We consider exposure to risk, including ESG risk, at both a lending portfolio and an individual customer level. At the customer level, ESG risk is assessed on a case-by-case basis as part of the credit risk assessment and due diligence process. We assess ESG risks associated with the activities that we are directly funding, as well as the indirect risks that we may be exposed to, through other activities a client may undertake.
In our Policy Statement on Improper Land Acquisition, we have committed to engage with our customers and work towards implementing risk processes by 2020, so that relevant lending and advisory clients whose operations include significant land acquisitions, can verify to us that their operations are appropriately considering land rights of local and indigenous communities, particularly in developing countries.
Since it was developed in 2015, we have shared our Policy Statement on Improper Land Acquisition with a range of customers involved in the soft commodities sector. This has included Wilmar International Limited (Wilmar).
As part of credit risk management, we annually review large clients like Wilmar, and assess potential ESG risks associated with their business and supply chain. In December 2013, Wilmar announced its ‘No Deforestation, No Peat, No Exploitation Policy (“Policy”). Wilmar operates an integrated multi-national agribusiness, with business activities including oil palm cultivation, oilseed crushing, edible oil refining, sugar milling and refining, specialty fat, oleochemical, biodiesel and fertiliser manufacturing and grain processing.
Wilmar recognises that while plantation development has contributed significantly to economic development, deforestation and other business-as-usual practices have an impact on people and the environment. For this reason, they are working closely with other growers, traders, processors, NGOs, end-user companies, financial institutions and other industry stakeholders to protect forests, peatlands, and human and community rights.

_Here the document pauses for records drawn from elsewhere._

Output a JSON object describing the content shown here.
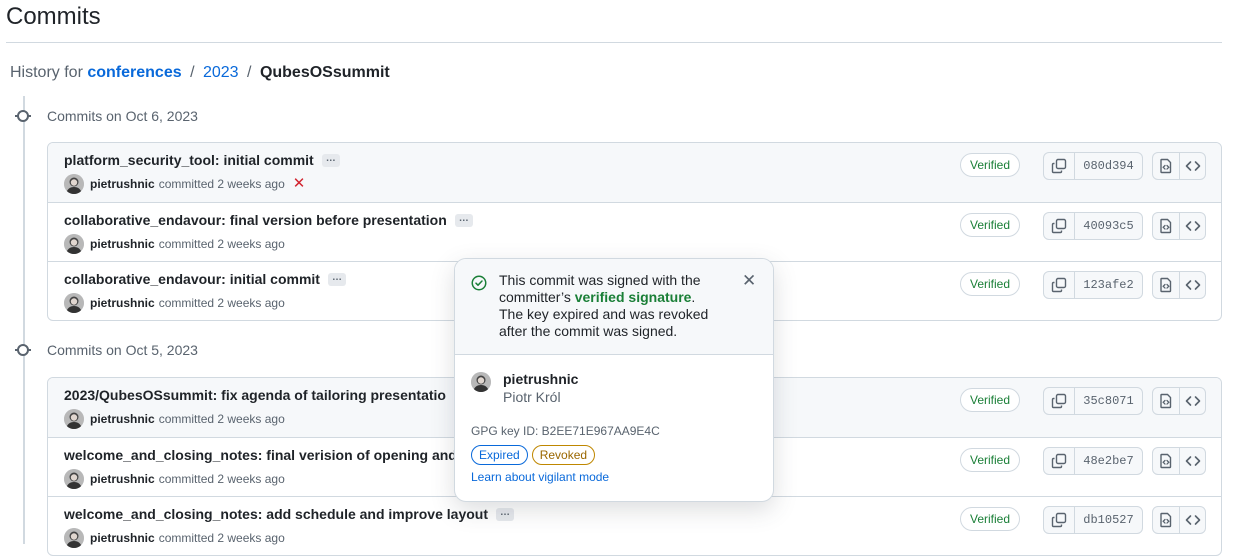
{
  "page": {
    "title": "Commits"
  },
  "breadcrumb": {
    "prefix": "History for",
    "parts": [
      "conferences",
      "2023"
    ],
    "separator": "/",
    "current": "QubesOSsummit"
  },
  "groups": [
    {
      "date_label": "Commits on Oct 6, 2023",
      "commits": [
        {
          "message": "platform_security_tool: initial commit",
          "author": "pietrushnic",
          "meta": "committed 2 weeks ago",
          "status": "failure",
          "badge": "Verified",
          "sha": "080d394"
        },
        {
          "message": "collaborative_endavour: final version before presentation",
          "author": "pietrushnic",
          "meta": "committed 2 weeks ago",
          "badge": "Verified",
          "sha": "40093c5"
        },
        {
          "message": "collaborative_endavour: initial commit",
          "author": "pietrushnic",
          "meta": "committed 2 weeks ago",
          "badge": "Verified",
          "sha": "123afe2"
        }
      ]
    },
    {
      "date_label": "Commits on Oct 5, 2023",
      "commits": [
        {
          "message": "2023/QubesOSsummit: fix agenda of tailoring presentatio",
          "author": "pietrushnic",
          "meta": "committed 2 weeks ago",
          "badge": "Verified",
          "sha": "35c8071"
        },
        {
          "message": "welcome_and_closing_notes: final verision of opening and",
          "author": "pietrushnic",
          "meta": "committed 2 weeks ago",
          "badge": "Verified",
          "sha": "48e2be7"
        },
        {
          "message": "welcome_and_closing_notes: add schedule and improve layout",
          "author": "pietrushnic",
          "meta": "committed 2 weeks ago",
          "badge": "Verified",
          "sha": "db10527"
        }
      ]
    }
  ],
  "popover": {
    "line1": "This commit was signed with the",
    "line2_prefix": "committer’s",
    "verified_signature": "verified signature",
    "line2_suffix": ".",
    "line3": "The key expired and was revoked",
    "line4": "after the commit was signed.",
    "login": "pietrushnic",
    "full_name": "Piotr Król",
    "gpg_key": "GPG key ID: B2EE71E967AA9E4C",
    "labels": {
      "expired": "Expired",
      "revoked": "Revoked"
    },
    "link": "Learn about vigilant mode",
    "close_glyph": "✕"
  },
  "glyphs": {
    "ellipsis": "…",
    "failure_x": "✕"
  },
  "colors": {
    "link": "#0969da",
    "verified": "#1a7f37",
    "danger": "#d1242f",
    "revoked": "#9a6700"
  },
  "icons": [
    "commit-dot-icon",
    "copy-icon",
    "browse-files-icon",
    "code-icon",
    "check-circle-icon",
    "close-icon",
    "x-icon"
  ]
}
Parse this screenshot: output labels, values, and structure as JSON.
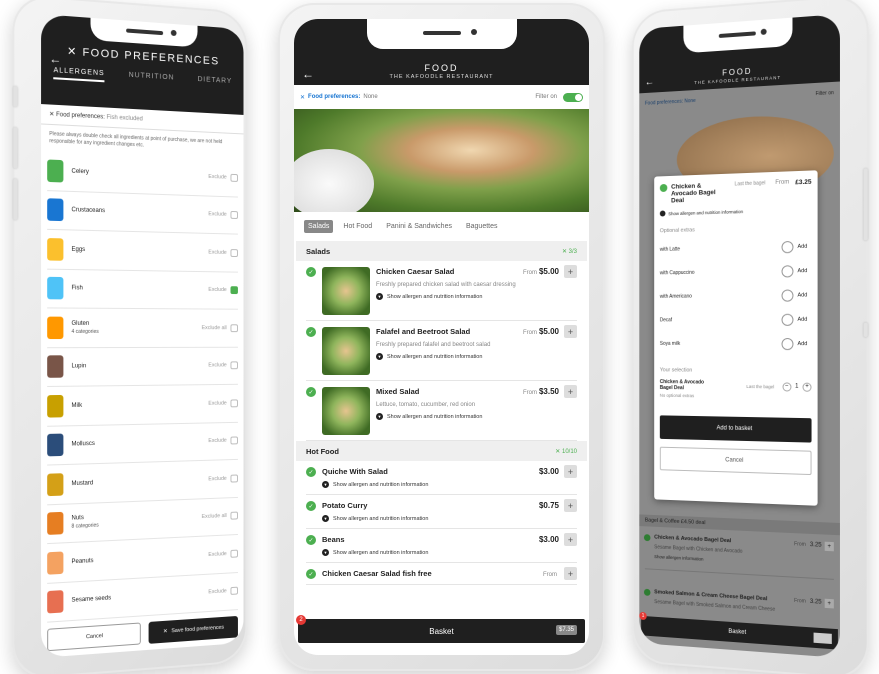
{
  "phone1": {
    "title": "FOOD PREFERENCES",
    "tabs": [
      "ALLERGENS",
      "NUTRITION",
      "DIETARY"
    ],
    "pref_label": "Food preferences:",
    "pref_value": "Fish excluded",
    "note": "Please always double check all ingredients at point of purchase, we are not held responsible for any ingredient changes etc.",
    "allergens": [
      {
        "name": "Celery",
        "action": "Exclude",
        "checked": false,
        "color": "#4caf50",
        "sub": ""
      },
      {
        "name": "Crustaceans",
        "action": "Exclude",
        "checked": false,
        "color": "#1976d2",
        "sub": ""
      },
      {
        "name": "Eggs",
        "action": "Exclude",
        "checked": false,
        "color": "#fbc02d",
        "sub": ""
      },
      {
        "name": "Fish",
        "action": "Exclude",
        "checked": true,
        "color": "#4fc3f7",
        "sub": ""
      },
      {
        "name": "Gluten",
        "action": "Exclude all",
        "checked": false,
        "color": "#ff9800",
        "sub": "4 categories"
      },
      {
        "name": "Lupin",
        "action": "Exclude",
        "checked": false,
        "color": "#795548",
        "sub": ""
      },
      {
        "name": "Milk",
        "action": "Exclude",
        "checked": false,
        "color": "#c8a000",
        "sub": ""
      },
      {
        "name": "Molluscs",
        "action": "Exclude",
        "checked": false,
        "color": "#2b4d7a",
        "sub": ""
      },
      {
        "name": "Mustard",
        "action": "Exclude",
        "checked": false,
        "color": "#d4a017",
        "sub": ""
      },
      {
        "name": "Nuts",
        "action": "Exclude all",
        "checked": false,
        "color": "#e67e22",
        "sub": "8 categories"
      },
      {
        "name": "Peanuts",
        "action": "Exclude",
        "checked": false,
        "color": "#f4a261",
        "sub": ""
      },
      {
        "name": "Sesame seeds",
        "action": "Exclude",
        "checked": false,
        "color": "#e76f51",
        "sub": ""
      }
    ],
    "cancel_label": "Cancel",
    "save_label": "Save food preferences"
  },
  "phone2": {
    "title": "FOOD",
    "subtitle": "THE KAFOODLE RESTAURANT",
    "pref_label": "Food preferences:",
    "pref_value": "None",
    "filter_label": "Filter on",
    "tabs": [
      "Salads",
      "Hot Food",
      "Panini & Sandwiches",
      "Baguettes"
    ],
    "sections": [
      {
        "name": "Salads",
        "count": "3/3",
        "items": [
          {
            "name": "Chicken Caesar Salad",
            "from": "From",
            "price": "$5.00",
            "desc": "Freshly prepared chicken salad with caesar dressing",
            "allergen": "Show allergen and nutrition information"
          },
          {
            "name": "Falafel and Beetroot Salad",
            "from": "From",
            "price": "$5.00",
            "desc": "Freshly prepared falafel and beetroot salad",
            "allergen": "Show allergen and nutrition information"
          },
          {
            "name": "Mixed Salad",
            "from": "From",
            "price": "$3.50",
            "desc": "Lettuce, tomato, cucumber, red onion",
            "allergen": "Show allergen and nutrition information"
          }
        ]
      },
      {
        "name": "Hot Food",
        "count": "10/10",
        "items": [
          {
            "name": "Quiche With Salad",
            "from": "",
            "price": "$3.00",
            "allergen": "Show allergen and nutrition information"
          },
          {
            "name": "Potato Curry",
            "from": "",
            "price": "$0.75",
            "allergen": "Show allergen and nutrition information"
          },
          {
            "name": "Beans",
            "from": "",
            "price": "$3.00",
            "allergen": "Show allergen and nutrition information"
          },
          {
            "name": "Chicken Caesar Salad fish free",
            "from": "From",
            "price": "",
            "allergen": ""
          }
        ]
      }
    ],
    "basket_label": "Basket",
    "basket_badge": "2",
    "basket_total": "$7.35"
  },
  "phone3": {
    "title": "FOOD",
    "subtitle": "THE KAFOODLE RESTAURANT",
    "pref_text": "Food preferences: None",
    "filter_label": "Filter on",
    "modal": {
      "name": "Chicken & Avocado Bagel Deal",
      "last_label": "Last the bagel",
      "from": "From",
      "price": "£3.25",
      "allergen": "Show allergen and nutrition information",
      "extras_heading": "Optional extras",
      "extras": [
        {
          "name": "with Latte",
          "action": "Add"
        },
        {
          "name": "with Cappuccino",
          "action": "Add"
        },
        {
          "name": "with Americano",
          "action": "Add"
        },
        {
          "name": "Decaf",
          "action": "Add"
        },
        {
          "name": "Soya milk",
          "action": "Add"
        }
      ],
      "selection_heading": "Your selection",
      "selection_name": "Chicken & Avocado Bagel Deal",
      "selection_last": "Last the bagel",
      "selection_qty": "1",
      "no_extras": "No optional extras",
      "add_label": "Add to basket",
      "cancel_label": "Cancel"
    },
    "background_section": "Bagel & Coffee £4.50 deal",
    "background_items": [
      {
        "name": "Chicken & Avocado Bagel Deal",
        "from": "From",
        "price": "3.25",
        "desc": "Sesame Bagel with Chicken and Avocado",
        "allergen": "Show allergen information"
      },
      {
        "name": "Smoked Salmon & Cream Cheese Bagel Deal",
        "from": "From",
        "price": "3.25",
        "desc": "Sesame Bagel with Smoked Salmon and Cream Cheese",
        "allergen": ""
      }
    ],
    "basket_label": "Basket",
    "basket_badge": "1"
  }
}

Wilmar started its supply chain mapping exercise in early 2014 to improve transparency and better manage risks in its supply chain. To help stakeholders understand the implementation progress of its Policy, Wilmar provides details of actions it is taking to manage sustainability risks in its supply chain in the Sustainability section of its website. This includes disclosure of suppliers and a grievance procedure mechanism that enables any stakeholders to raise concerns about Wilmar’s own operations and/or those of its third-party suppliers. Findings and progress on actions taken to address those concerns are reported on that platform. Wilmar has held a series of meetings to socialise its grievance process with both international and local NGOs.
We find it useful to be able to refer to the site, and Wilmar's quarterly update report on its No Deforestation, No Peat, No Exploitation Policy, to see how Wilmar is progressing on the certification and supply chain compliance fronts.